L’observateur mondial d’internet Netblocks a confirmé le blocage de l’accès à certaines plateformes, comme WhatsApp, Twitter, Facebook ou Instagram. « Des données de réseaux en temps réels montrent ces restrictions en vigueur chez le principal fournisseur mobile Orange (Sonatel), avec un effet sur l’opérateur Free (Tigo) », a précisé Netblocks, qui s’est basé sur un échantillon de 120 postes d’observation à travers le pays.

« ‘L’État du Sénégal a décidé en toute souveraineté de suspendre temporairement l’usage de certaines applications digitales par lesquelles se font des appels à la violence et à la haine », a justifié le ministre de l’Intérieur, Antoine Félix Diome, dans la nuit de jeudi à vendredi.

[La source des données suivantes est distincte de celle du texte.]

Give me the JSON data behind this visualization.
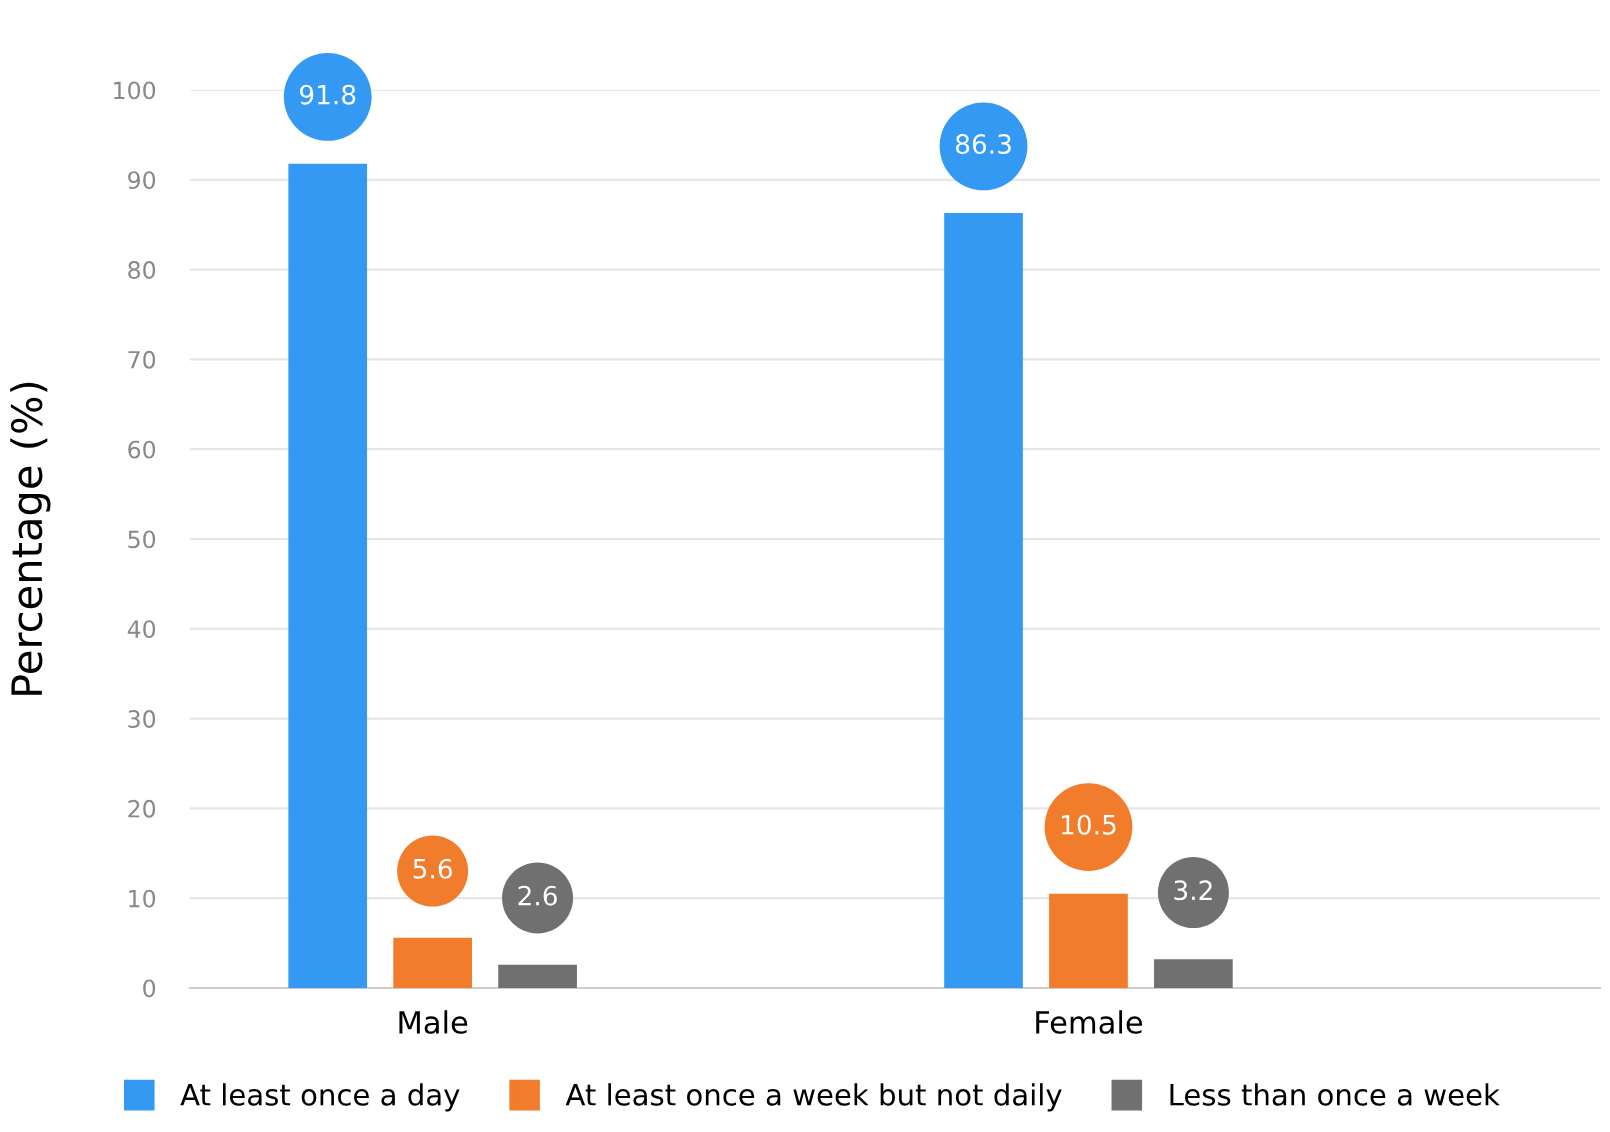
{
  "chart_data": {
    "type": "bar",
    "ylabel": "Percentage (%)",
    "categories": [
      "Male",
      "Female"
    ],
    "series": [
      {
        "name": "At least once a day",
        "color": "#3399f3",
        "values": [
          91.8,
          86.3
        ]
      },
      {
        "name": "At least once a week but not daily",
        "color": "#f07c2c",
        "values": [
          5.6,
          10.5
        ]
      },
      {
        "name": "Less than once a week",
        "color": "#707070",
        "values": [
          2.6,
          3.2
        ]
      }
    ],
    "ylim": [
      0,
      100
    ],
    "yticks": [
      0,
      10,
      20,
      30,
      40,
      50,
      60,
      70,
      80,
      90,
      100
    ],
    "grid": "y",
    "legend": "bottom",
    "data_labels": true
  }
}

Cette suspension temporaire est renouvelée toutes les 24 heures « selon l’évolution de la situation », explique le ministre de la Communication, Moussa Bocar Thiam.

« Les opérateurs ont l’obligation de suivre les réquisitions de l’autorité en vertu de leur cahier des charges, lorsque la sécurité et la défense nationale l’exigent », précise Moussa Bocar Thiam. Cette réquisition s’adresse « à tous les opérateurs », c’est-à-dire Orange, Tigo et Expresso. Le signal de la chaîne privée Walf a également été coupé jeudi « pour empêcher la diffusion d’images et de messages faisant appel à la révolte populaire », a fait savoir le gouvernement.

Situation explosive

Aucun incident majeur n’a été rapporté ce samedi 3 juin dans le pays, où la situation reste néanmoins explosive. Le nouveau bilan des violences s’établit désormais à 15 victimes dans les dernières 48 heures, dont deux membres des forces de l’ordre, selon le ministre de l’Intérieur. C’est déjà plus que le bilan des violences de mars 2021, lors desquelles 14 personnes avaient trouvé la mort.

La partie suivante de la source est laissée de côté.